Dear reader, I have friends who would be utterly lost without Spell Check. Their documents and emails would be incomprehensible if not for that omnipresent grammatical sentinel. First drafts are often festooned with so many red underlines that it might be faster to count how many words were NOT spelled incorrectly.
Now at this point, you may assume that my friends are illiterate, or at least ignorant of the finer points of grammar and good writing. This is not true at all. The people to whom I refer are, in fact literate, skilled in the use of the written word and, it must be said, quite intelligent. The problem is Spell Check itself.

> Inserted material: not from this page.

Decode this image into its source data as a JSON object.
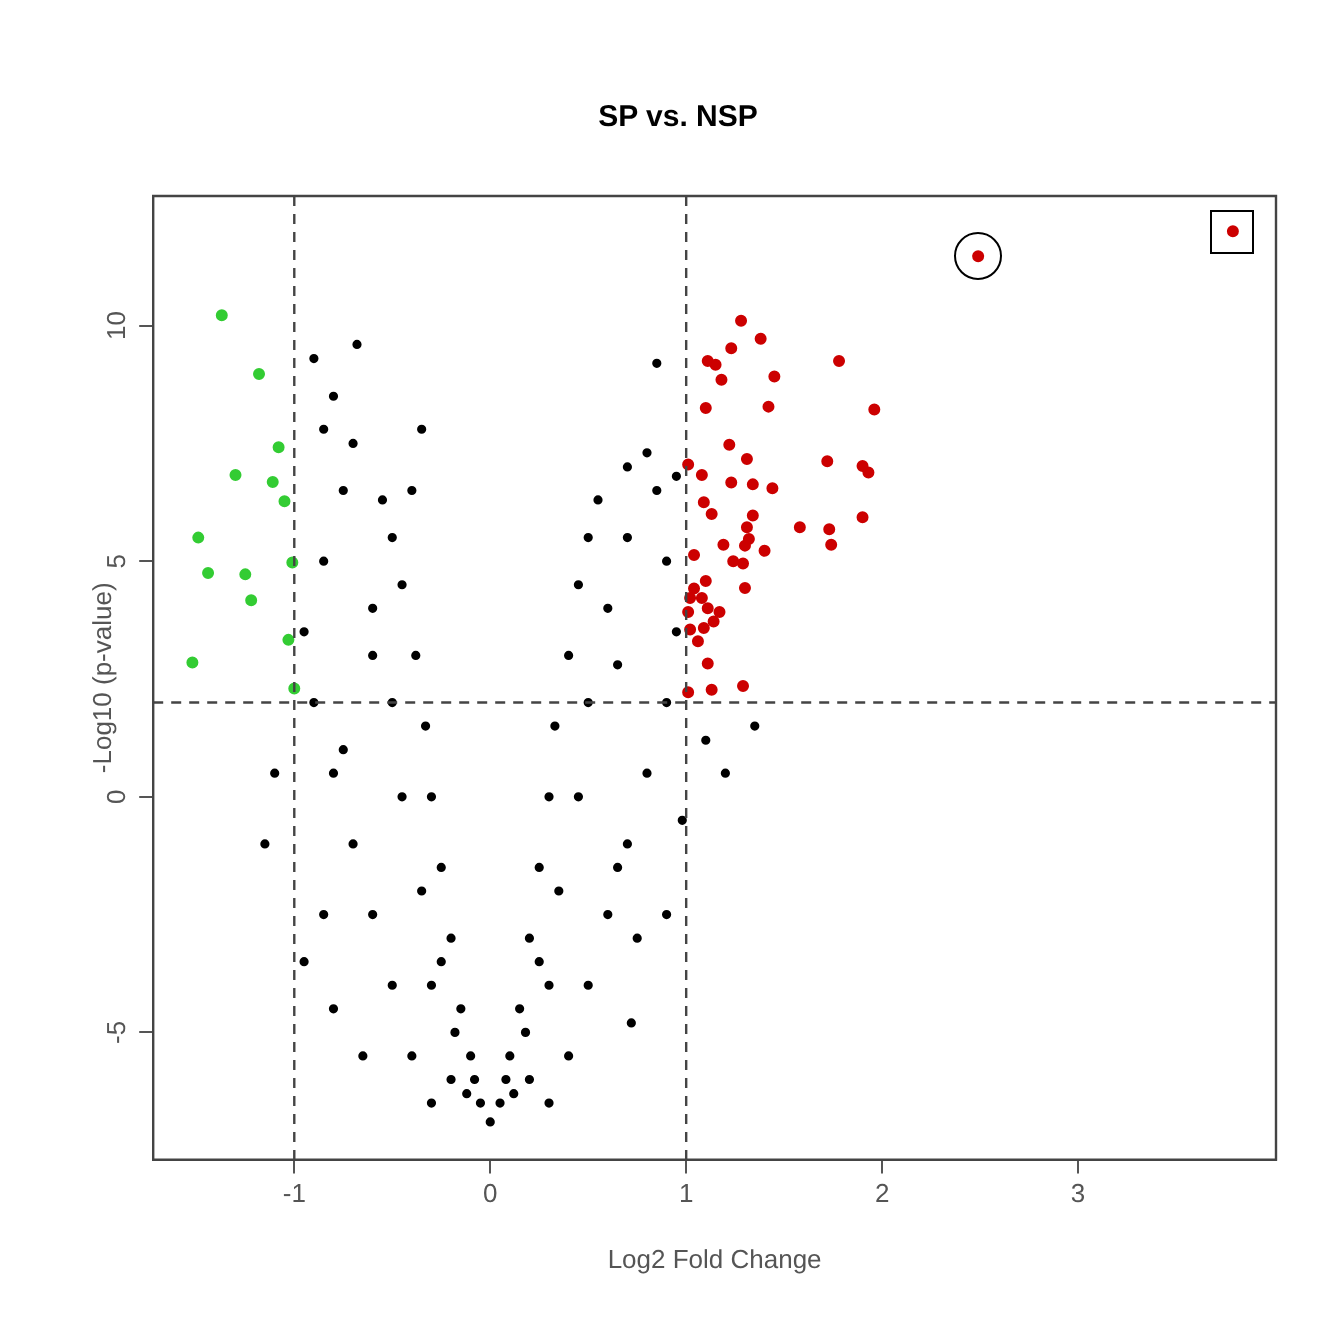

“Now steady on Mackenzie,” I hear you cry, spraying latte onto your monitor in consternation. “Is this some kind of anti-technology rant?”
Put down your metaphorical pitchforks my carbon-based compadres. I assure you that this is not some Luddite tirade about the evils of technology and how we’d all be better off scratching messages on animal skins instead of using email and other such “tools of the devil.” I’d also recommend not shouting at your computer. It looks weird… and people have been talking.
Anyway, I am in fact a strong proponent of technology and of the world-wide-inter-web-net. I believe the Internet is the most inclusive, powerful and collaborative tool ever invented by man. It is however, only a tool, and like any good tool, it must have fuel to work. Whether that fuel comes from human muscle, gas or electricity, the quality of the work produced by the tool is only as good as the quality of the fuel used to power it.
I believe that, in a laudable if flawed attempt to help us improve our written communications, Spell Check and its brethren – Grammar Check and the much maligned Autocorrect – have instead served to dilute our ability to craft language in a compelling way.
The problem with relying on Spell Check for our writing is just that – our reliance on it. We’re handing our editing – and on some level of our creativity – to a piece of software that uses cold logic and an arbitrary list of “accepted” words to make our ideas clear. This is particularly true of Autocorrect, a… “feature” (if one can use so noble a term to describe something universally hated) common to any smartphone user, but one that is also starting to appear in desktop word-processing software. Shakespeare said it best: “…angels and ministers of grace defend us.” The interwebz are replete with complaints and jokes about *Autocorrect* and its less-than-ideal suggestions, but my concern goes deeper than that.
There is an ineffable quality to the written word that’s lost when we rely on software to choose our words for us. Human languages, from English, French, Italian and German, to Afrikaans, Nambya and Gaelic – are far too subtle to commit to algorithms and cold logic. No matter how sophisticated the software may be, the essence of language will invariably be lost in translation.
As our world becomes increasingly instantaneous, we spend less and less time considering our words and their impact. So-called conveniences like Autocorrect and Spell Check feed perfectly into this fetish for speed, allowing people – for reasons that mystify me – to get those ideas out before anyone else. In my 40 years of life I’ve noted a definite deterioration in the writing ability of students. In their excellent book Academically Adrift: Limited Learning on College Campuses, authors Richard Arum and Josipa Roksa analyzed more than 2,300 undergraduates at twenty-four institutions, and found that 45 percent of those students demonstrated no significant improvement in a range of skills — including critical thinking, complex reasoning, and writing — during their first two years of college.
Obviously there are many factors that contribute to this issue, but I would submit that our increasing reliance on “convenience” technologies such as Spell Check and Autocorrect are degrading our ability to communicate. When you rely on your own editing and proofreading, you pick up on subtle nuances in tone that no software program would ever detect.
Self-editing forces you to slow down and actually read what you have written, rather than simply skimming it to ensure there are no obvious errors. This can only improve written communication skills.
Being the astute and perspicacious humans that you folks most assuredly are, you will no doubt have noticed that I have not talked about Spell Check’s cousin, Grammar Check. In that observation, you would be correct. The less said about that particular misguided, intelligence-insulting, technological aberration the better. Let us move on.
Comedian George Carlin once said (quite correctly as it happens) that the quality of our thoughts and ideas can only be as good as the quality of our language. While Spell Check and the like help ensure that writing is technically correct according to the rules of grammar (many of which are, in fact, wrong or irrelevant, though that’s another tale for another time), the end result is homogenous and sterilized.
The writing process is individualistic, so much so that we can often identify a writer simply by their choice of words. Put simply, language is a living thing. It can be subtle, nuanced and delicate. It can be blunt, heavy, and aggressive. It is, truly, a reflection of the complex and dichotomous creatures who use it.
Writing is a craft. A professional writer will often spend hours pouring over a single paragraph, ensuring that each word conveys the tone and carries the story they wish to tell most effectively. Well… I do at any rate. It is, quite simply, an art. An email or a business report is no less important and worthy of our literary attention than a work of finely crafted fiction.
Spell Check and Autocorrect have their uses, but beware of relying on them. The logical choice isn’t always the right one.